На деревне уже появлялись первые прохожие, бабы несли от колонки блестящие цинковые ведра с водой, без коромысел – прямо в руках. Потупив взор, они здоровались со священником, и он отвечал им кивком. Ему нравилось, как они избегают его взгляда, как в суете прячут виноватые глаза, как будто бормоча в замешательстве какие-то ненужные и неуместные оправдания. В эти мгновенья он чувствовал себя как-то особенно прочно на своем месте. Он любил их смятение, робость и страх. Довольно часто Лукьяну приходилось вступать с ними в неизбежный разговор – пустой, скучный, бессмысленный, ничем не заканчивающийся, не нужный ни ему, ни им, и от этих бесед, сводившихся к обмену банальностями и избитыми словами, у него, как правило, портилось настроение. – Что новенького? – интересовался священник. – Да идут дела потихоньку… – скукоживая рябое лицо в улыбку, отвечал какой-нибудь низкорослый и корявый мужичок. И от одного этого «потихоньку» Лукьяну порой становилось тошно, и довольство в один миг оборачивалось пыткой, одно это гадкое слово часто вызывало у него неудержимое желание яростно заорать, затопать ногами, совершить что-нибудь невообразимое. Приятное ощущение от прогулки моментально улетучивалось и сменялось конвульсивным раздражением и отвращением, бурлившем внутри тела.
Лет пять назад священник ясно понял, что глубоко презирает всех этих людей – всё население маленькой деревушки. Всех без остатка. Презирает их чувства, их бессмысленную суетную жизнь, их нахальное и простодушное панибратство, их никчемные хлопоты, их куриные сердца, мелочность их душонок и, прежде всего, их веру. Да, эта вера казалась Лукьяну ничем иным, как продолжением тупоумия и невежества, это была вера по инерции, нечто передававшееся по наследству вместе с покосившейся избой, печкой, лопатами и прочим скудным приданным. А ведь все они исправно крестили новорожденных, и даже в бане никто из них не смел снять с шеи креста, хотя никогда не задумывался о подлинном смысле крещения и едва ли осилил бы и половину Евангелия от Матфея. Крещение было чем угодно – средством от сглаза или болезни, защитой от нечистой силы, но только не единением с Церковью. Этот маленький крестик да заплесневелые иконки в уголках изб были жалким тотемом. Ничего другого они сроду не знали. Убожество их жизни приводило священника в ярость. Его душила затаенная злоба и жажда мести, воплощавшаяся во вполне ощутимом физическом недомогании.

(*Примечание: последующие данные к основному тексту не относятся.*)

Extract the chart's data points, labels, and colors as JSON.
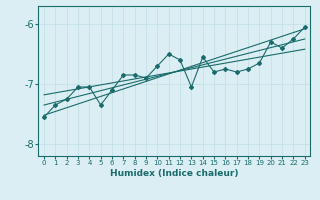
{
  "xlabel": "Humidex (Indice chaleur)",
  "xlim": [
    -0.5,
    23.5
  ],
  "ylim": [
    -8.2,
    -5.7
  ],
  "yticks": [
    -8,
    -7,
    -6
  ],
  "xticks": [
    0,
    1,
    2,
    3,
    4,
    5,
    6,
    7,
    8,
    9,
    10,
    11,
    12,
    13,
    14,
    15,
    16,
    17,
    18,
    19,
    20,
    21,
    22,
    23
  ],
  "bg_color": "#daeef3",
  "line_color": "#1a6b6b",
  "grid_color": "#c0dde4",
  "data_x": [
    0,
    1,
    2,
    3,
    4,
    5,
    6,
    7,
    8,
    9,
    10,
    11,
    12,
    13,
    14,
    15,
    16,
    17,
    18,
    19,
    20,
    21,
    22,
    23
  ],
  "data_y": [
    -7.55,
    -7.35,
    -7.25,
    -7.05,
    -7.05,
    -7.35,
    -7.1,
    -6.85,
    -6.85,
    -6.9,
    -6.7,
    -6.5,
    -6.6,
    -7.05,
    -6.55,
    -6.8,
    -6.75,
    -6.8,
    -6.75,
    -6.65,
    -6.3,
    -6.4,
    -6.25,
    -6.05
  ],
  "reg_line_x0": 0,
  "reg_line_x1": 23,
  "reg_line_y0": -7.52,
  "reg_line_y1": -6.08,
  "reg2_line_y0": -7.35,
  "reg2_line_y1": -6.25,
  "reg3_line_y0": -7.18,
  "reg3_line_y1": -6.42
}
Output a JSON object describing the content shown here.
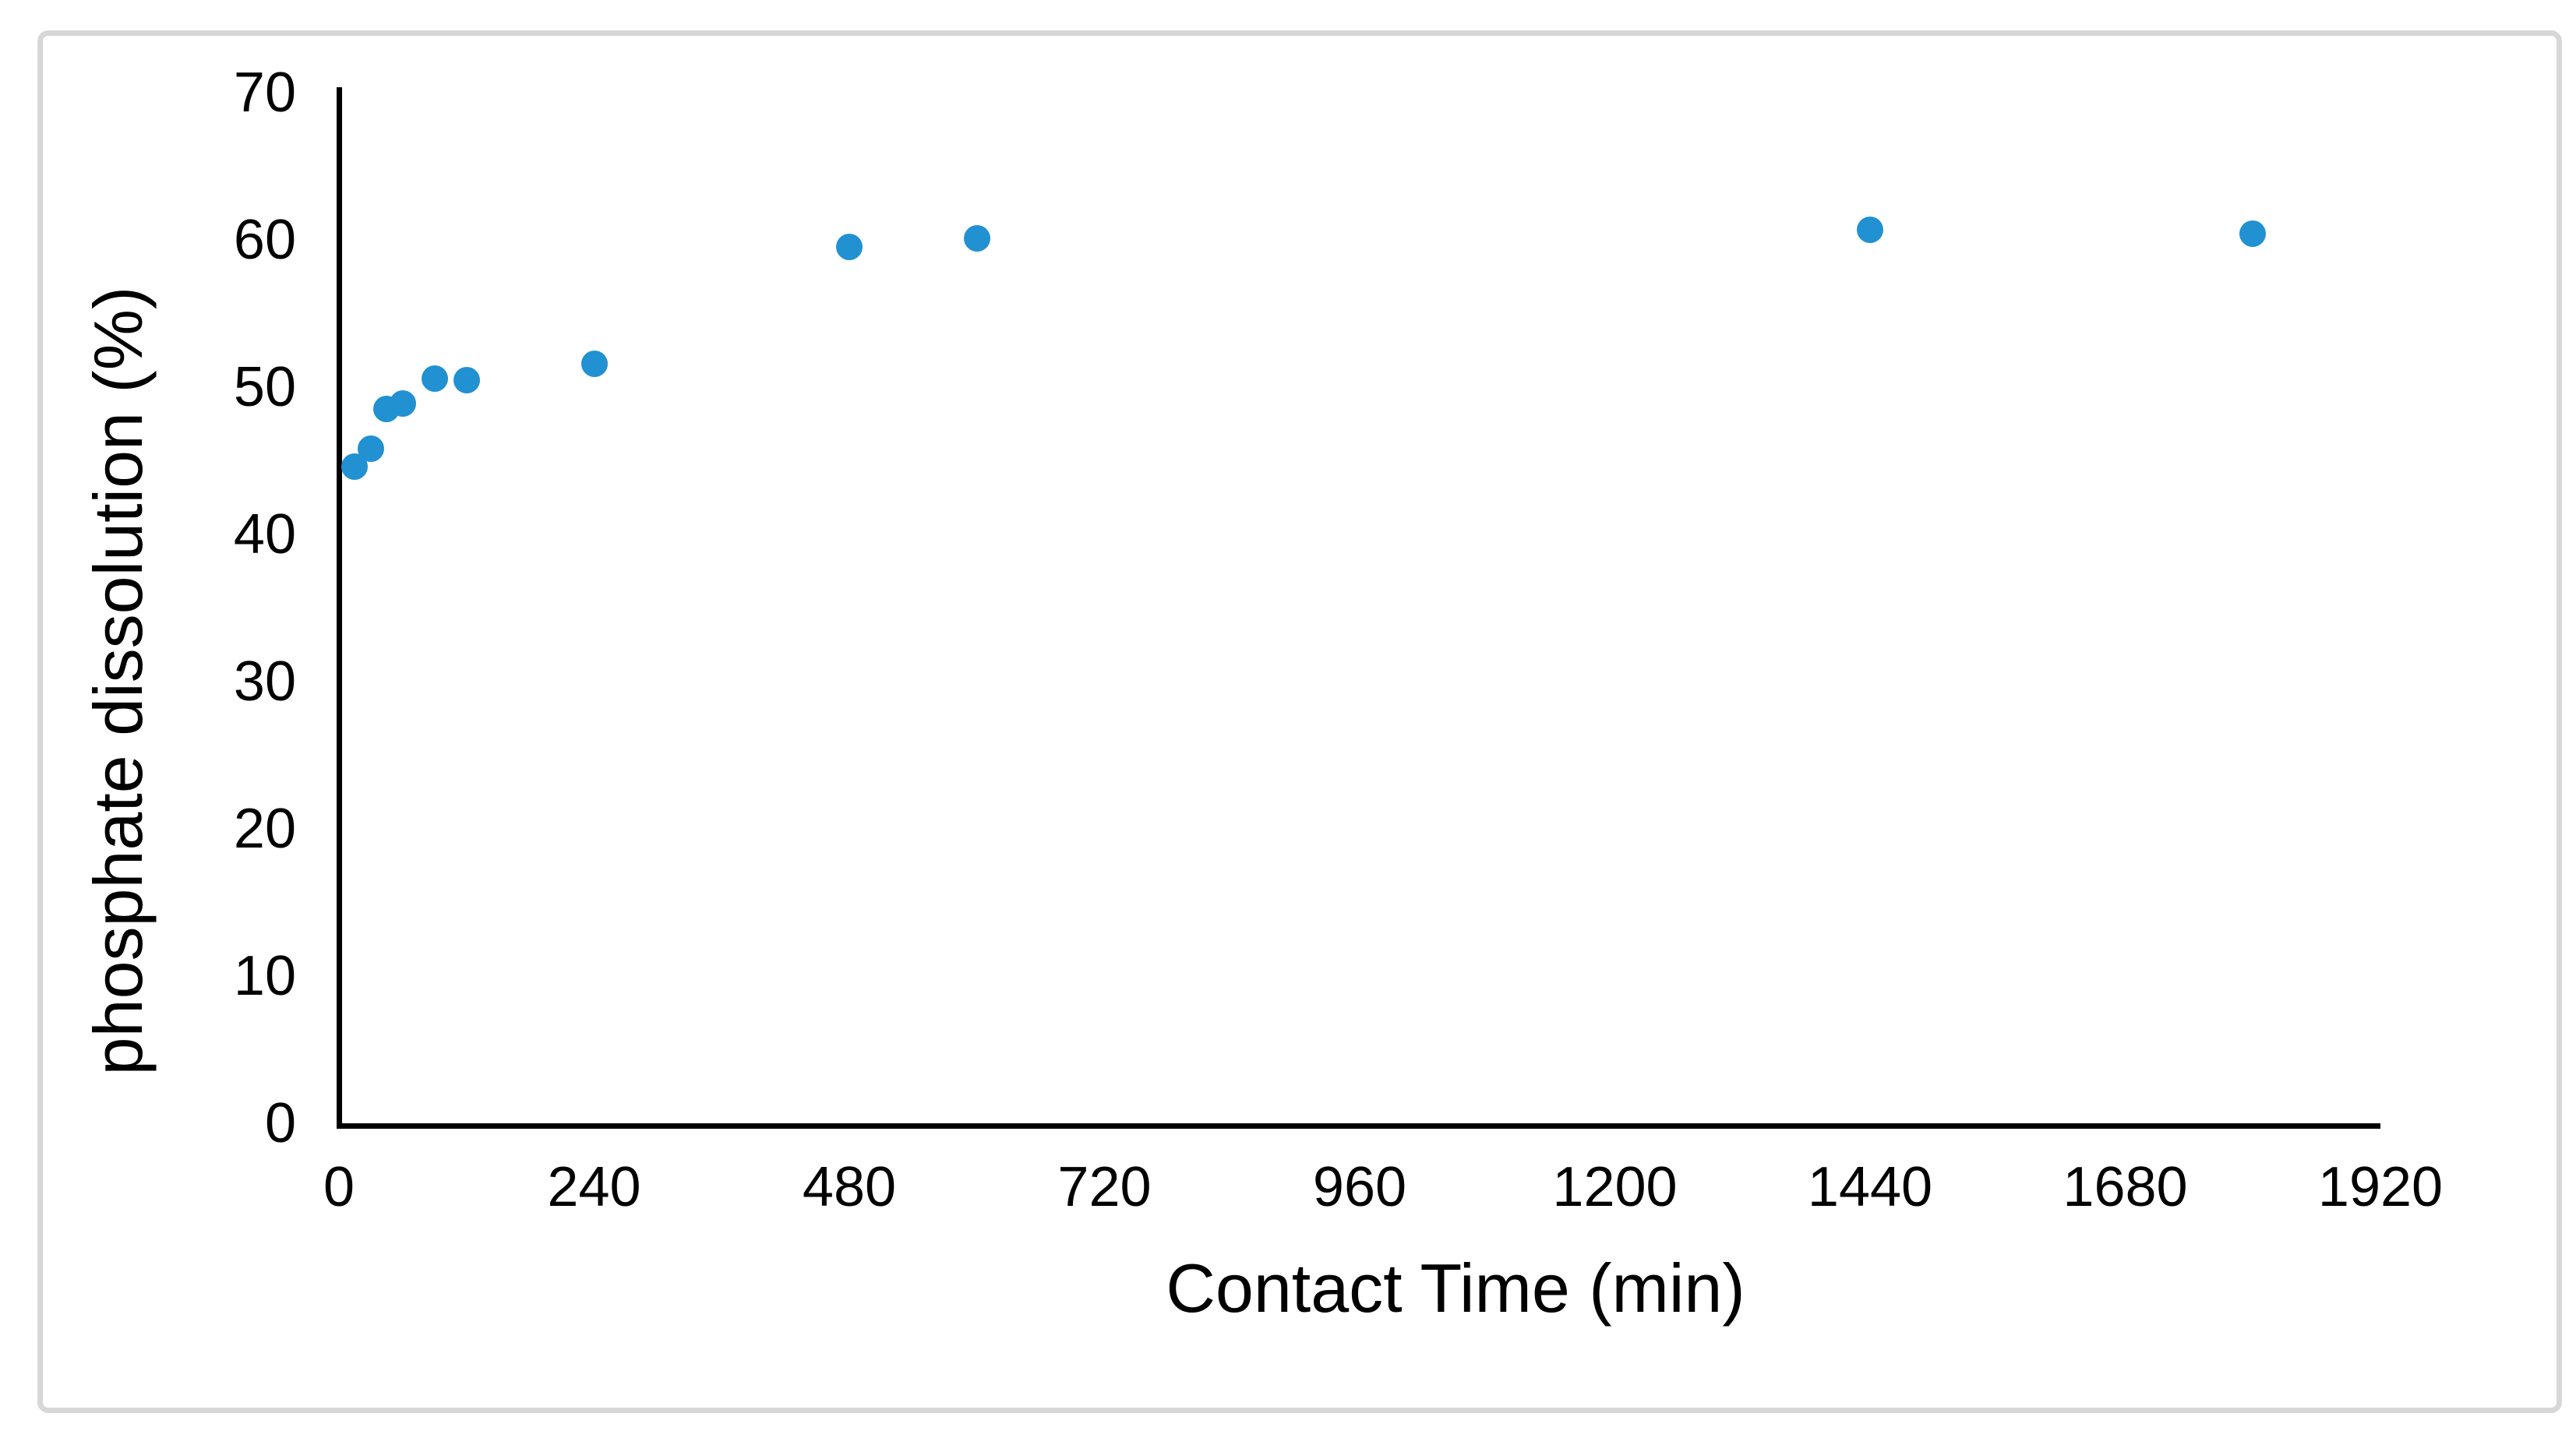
{
  "figure": {
    "background_color": "#ffffff",
    "border_color": "#d7d7d7",
    "axis_color": "#000000"
  },
  "chart_data": {
    "type": "scatter",
    "title": "",
    "xlabel": "Contact Time (min)",
    "ylabel": "phosphate dissolution (%)",
    "xlim": [
      0,
      1920
    ],
    "ylim": [
      0,
      70
    ],
    "x_ticks": [
      0,
      240,
      480,
      720,
      960,
      1200,
      1440,
      1680,
      1920
    ],
    "y_ticks": [
      0,
      10,
      20,
      30,
      40,
      50,
      60,
      70
    ],
    "grid": false,
    "legend_position": "none",
    "marker_color": "#2191d2",
    "marker_radius_px": 17,
    "series": [
      {
        "name": "phosphate dissolution",
        "points": [
          {
            "x": 15,
            "y": 44.6
          },
          {
            "x": 30,
            "y": 45.8
          },
          {
            "x": 45,
            "y": 48.5
          },
          {
            "x": 60,
            "y": 48.9
          },
          {
            "x": 90,
            "y": 50.6
          },
          {
            "x": 120,
            "y": 50.5
          },
          {
            "x": 240,
            "y": 51.6
          },
          {
            "x": 480,
            "y": 59.5
          },
          {
            "x": 600,
            "y": 60.1
          },
          {
            "x": 1440,
            "y": 60.7
          },
          {
            "x": 1800,
            "y": 60.4
          }
        ]
      }
    ]
  }
}
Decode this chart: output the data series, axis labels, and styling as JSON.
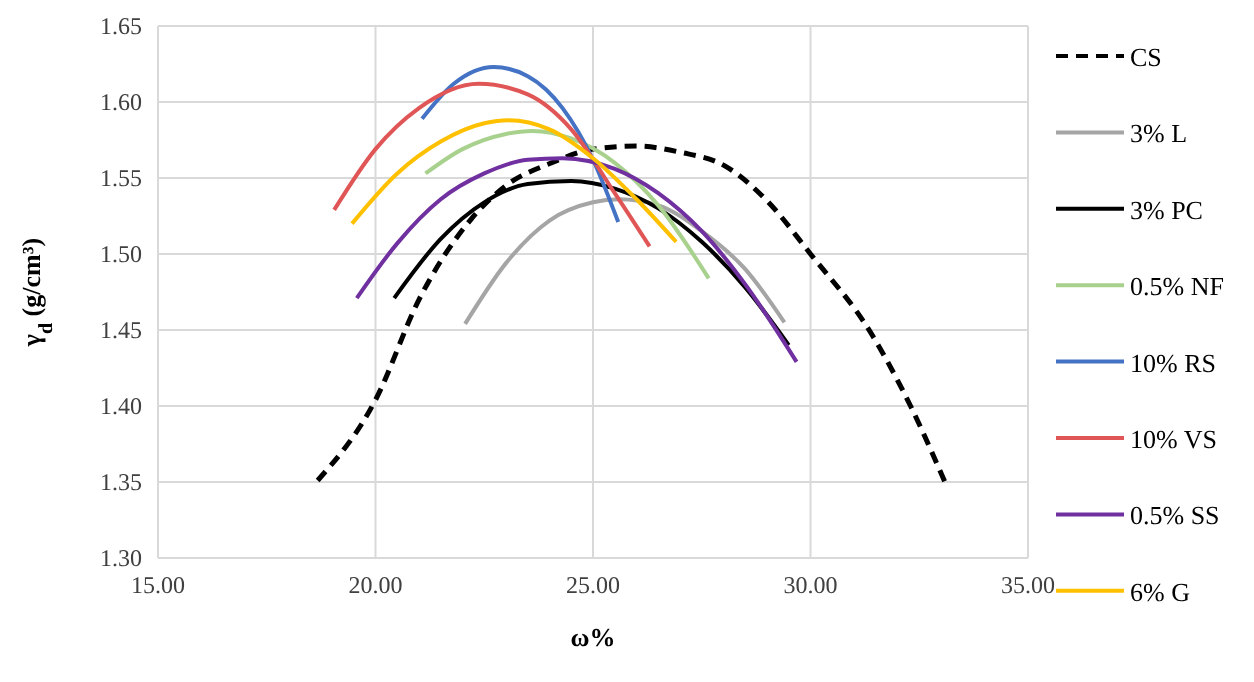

Но Лукьян осознавал, что злоба и презрение подсознательно распространялись и на него самого – на сельского священника, который, посчитав ежедневное богослужение неуместным и бессмысленным, сократил службы в своей разваливающейся церквушке до единственной – утренней воскресной. Сделал он это в тот день, когда дьякон Демьян, его извечный соратник (их рифмующиеся имена даже часто вместе вспоминали: «То Лукьян да Демьян знают» или «Лукьян да Демьян скажут»), заявил, что от частых, ставших рутинными служб он чувствует, что начал безвозвратно утрачивать веру. Услышав это, Лукьян в сердцах сплюнул и сперва хотел выставить дьячка взашей, но, взглянув еще раз на его худосочное лицо, прикрытое седеющими прядями, принял тогда показавшееся ему верным решение о прекращении всех служб, кроме воскресной. По воскресениям же Демьян исправно приходил в церквушку к самому утру, а Лукьян сказал, что не держит на него зла. Он считал дьячка лишь промежуточным, ничего не решающим звеном в общей цепи деревенского безверия. Лукьян по привычке махал кадилом, дым завивался в волоски его плешивой бороды, и самому себе священник казался нелепым и бездарным шутом. И оттого, что он постоянно смотрел на себя каким-то косым, недоверчивым взглядом, Лукьян чувствовал незаслуженное унижение и досаду. А его собственная злоба всё больше казалась ему спесью лакея, прислужника окружающей сутолоки.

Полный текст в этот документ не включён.